Lá aonde ainda se faziam serenatas e a lua de noite fazia suas sombras no coreto da praça, ao lado da matriz morava este moribundo, numa velha república de amigos recentes. Dar notícias à família era a cada quinze dias, mesmo assim, os pais recomendavam pra gente ligar só em caso de urgência. “Se não ligar, é porque está tudo bem!”. Para ligar era preciso ir até a central telefônica, pedir à telefonista fazer a ligação e aguardar até ser chamado: “Senhor Fulano, cabine tal”. E tome aguardar na linha até a telefonista completar a ligação interurbana.
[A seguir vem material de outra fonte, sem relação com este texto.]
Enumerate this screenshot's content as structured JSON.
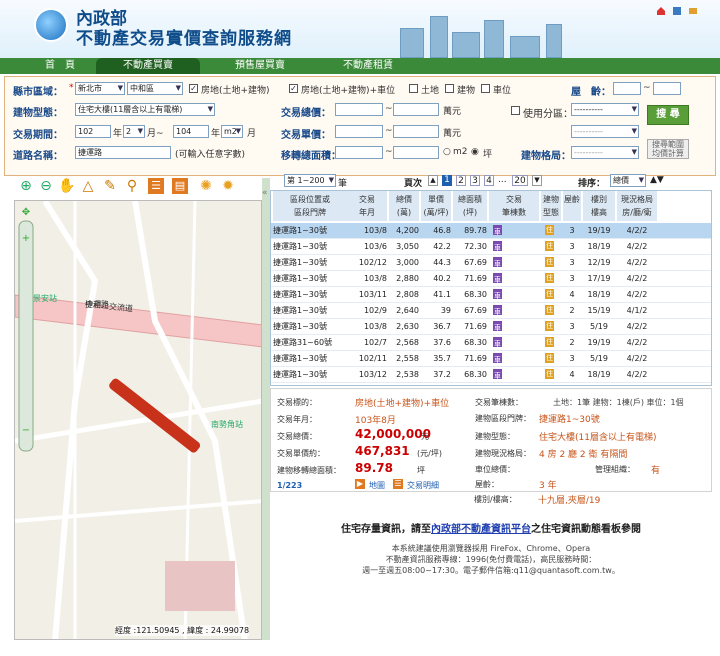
{
  "header": {
    "org": "內政部",
    "system": "不動產交易實價查詢服務網"
  },
  "nav": {
    "items": [
      "首　頁",
      "不動產買賣",
      "預售屋買賣",
      "不動產租賃"
    ],
    "active": 1
  },
  "form": {
    "county_label": "縣市區域：",
    "county": "新北市",
    "district": "中和區",
    "chk_land_build": "房地(土地+建物)",
    "chk_land_build_park": "房地(土地+建物)+車位",
    "chk_land": "土地",
    "chk_build": "建物",
    "chk_park": "車位",
    "age_label": "屋　齡：",
    "tilde": "~",
    "type_label": "建物型態：",
    "type_value": "住宅大樓(11層含以上有電梯)",
    "total_label": "交易總價：",
    "total_unit": "萬元",
    "use_label": "使用分區：",
    "use_value": "----------",
    "period_label": "交易期間：",
    "y1": "102",
    "m1": "2",
    "y2": "104",
    "m2": "m2",
    "y": "年",
    "m": "月",
    "to": "月~",
    "unit_label": "交易單價：",
    "unit_unit": "萬元",
    "use_value2": "----------",
    "road_label": "道路名稱：",
    "road_value": "捷運路",
    "road_hint": "(可輸入任意字數)",
    "area_label": "移轉總面積：",
    "ping": "坪",
    "layout_label": "建物格局：",
    "layout_value": "----------",
    "search_btn": "搜 尋",
    "calc_btn1": "搜尋範圍",
    "calc_btn2": "均價計算"
  },
  "map": {
    "coord": "經度 :121.50945 , 緯度 : 24.99078",
    "streets": [
      "中和二交流道",
      "捷運路",
      "福祥路",
      "景安站",
      "南勢角站",
      "安平路",
      "圓通路",
      "中和路",
      "中正路"
    ]
  },
  "toolbar": {
    "page_select": "第 1~200",
    "page_unit": "筆",
    "pages_label": "頁次",
    "pages": [
      "1",
      "2",
      "3",
      "4",
      "...",
      "20"
    ],
    "sort_label": "排序：",
    "sort_value": "總價"
  },
  "table": {
    "headers": [
      [
        "區段位置或",
        "區段門牌"
      ],
      [
        "交易",
        "年月"
      ],
      [
        "總價",
        "(萬)"
      ],
      [
        "單價",
        "(萬/坪)"
      ],
      [
        "總面積",
        "(坪)"
      ],
      [
        "交易",
        "筆棟數"
      ],
      [
        "建物",
        "型態"
      ],
      [
        "屋齡",
        ""
      ],
      [
        "樓別",
        "樓高"
      ],
      [
        "現況格局",
        "房/廳/衛"
      ]
    ],
    "rows": [
      {
        "addr": "捷運路1~30號",
        "date": "103/8",
        "total": "4,200",
        "unit": "46.8",
        "area": "89.78",
        "type": "住",
        "age": "3",
        "floor": "19/19",
        "layout": "4/2/2"
      },
      {
        "addr": "捷運路1~30號",
        "date": "103/6",
        "total": "3,050",
        "unit": "42.2",
        "area": "72.30",
        "type": "住",
        "age": "3",
        "floor": "18/19",
        "layout": "4/2/2"
      },
      {
        "addr": "捷運路1~30號",
        "date": "102/12",
        "total": "3,000",
        "unit": "44.3",
        "area": "67.69",
        "type": "住",
        "age": "3",
        "floor": "12/19",
        "layout": "4/2/2"
      },
      {
        "addr": "捷運路1~30號",
        "date": "103/8",
        "total": "2,880",
        "unit": "40.2",
        "area": "71.69",
        "type": "住",
        "age": "3",
        "floor": "17/19",
        "layout": "4/2/2"
      },
      {
        "addr": "捷運路1~30號",
        "date": "103/11",
        "total": "2,808",
        "unit": "41.1",
        "area": "68.30",
        "type": "住",
        "age": "4",
        "floor": "18/19",
        "layout": "4/2/2"
      },
      {
        "addr": "捷運路1~30號",
        "date": "102/9",
        "total": "2,640",
        "unit": "39",
        "area": "67.69",
        "type": "住",
        "age": "2",
        "floor": "15/19",
        "layout": "4/1/2"
      },
      {
        "addr": "捷運路1~30號",
        "date": "103/8",
        "total": "2,630",
        "unit": "36.7",
        "area": "71.69",
        "type": "住",
        "age": "3",
        "floor": "5/19",
        "layout": "4/2/2"
      },
      {
        "addr": "捷運路31~60號",
        "date": "102/7",
        "total": "2,568",
        "unit": "37.6",
        "area": "68.30",
        "type": "住",
        "age": "2",
        "floor": "19/19",
        "layout": "4/2/2"
      },
      {
        "addr": "捷運路1~30號",
        "date": "102/11",
        "total": "2,558",
        "unit": "35.7",
        "area": "71.69",
        "type": "住",
        "age": "3",
        "floor": "5/19",
        "layout": "4/2/2"
      },
      {
        "addr": "捷運路1~30號",
        "date": "103/12",
        "total": "2,538",
        "unit": "37.2",
        "area": "68.30",
        "type": "住",
        "age": "4",
        "floor": "18/19",
        "layout": "4/2/2"
      }
    ]
  },
  "detail": {
    "k_target": "交易標的：",
    "v_target": "房地(土地+建物)+車位",
    "k_date": "交易年月：",
    "v_date": "103年8月",
    "k_total": "交易總價：",
    "v_total": "42,000,000",
    "u_total": "元",
    "k_unit": "交易單價約：",
    "v_unit": "467,831",
    "u_unit": "(元/坪)",
    "k_area": "建物移轉總面積：",
    "v_area": "89.78",
    "u_area": "坪",
    "index": "1/223",
    "link_map": "地圖",
    "link_detail": "交易明細",
    "k_count": "交易筆棟數：",
    "v_count": "土地：1筆 建物：1棟(戶) 車位：1個",
    "k_addr": "建物區段門牌：",
    "v_addr": "捷運路1~30號",
    "k_type": "建物型態：",
    "v_type": "住宅大樓(11層含以上有電梯)",
    "k_layout": "建物現況格局：",
    "v_layout": "4 房 2 廳 2 衛 有隔間",
    "k_park": "車位總價：",
    "k_mgmt": "管理組織：",
    "v_mgmt": "有",
    "k_age": "屋齡：",
    "v_age": "3 年",
    "k_floor": "樓別/樓高：",
    "v_floor": "十九層,夾層/19"
  },
  "footer": {
    "headline_a": "住宅存量資訊，請至",
    "headline_link": "內政部不動產資訊平台",
    "headline_b": "之住宅資訊動態看板參閱",
    "l1": "本系統建議使用瀏覽器採用 FireFox、Chrome、Opera",
    "l2": "不動產資訊服務專線：1996(免付費電話)，高民服務時間：",
    "l3": "週一至週五08:00~17:30。電子郵件信箱:q11@quantasoft.com.tw。"
  },
  "colors": {
    "nav": "#3a8a3a",
    "accent": "#c8541a",
    "land": "#3a9a3a",
    "build": "#e07a20",
    "park": "#7a4ab0"
  }
}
Ali dentro daquela cabine me sentia um astronauta da Apolo 12. Confessava baixinho as mentiras de estudante enquanto por entre os fios daquela distância vinha o cheiro da comida da mãe. Via sempre nestes dias os olhos mareados dos garotos que saiam das cabines a despistarem o olhar.

Depois o tempo, eterno brincalhão cuidou de inverter os papéis e mudar tudo. Soprou pra longe as velhas cabines e seus astronautas, varreu para fora da história os coretos, apagou as sombras da lua e encurtou distâncias, ainda mandou meu caçula de lambuja estudar no exterior. Agora acabei de falar com ele mostrando seu quarto do outro lado do mundo e ao vivo falamos da saudade nos vendo, enquanto contava sua nova vida via o tempo passar de novo na minha frente e beijei sua testa na imagem do celular. Eu daqui de dia disse boa noite. E o garoto de olhos mareados agora era eu.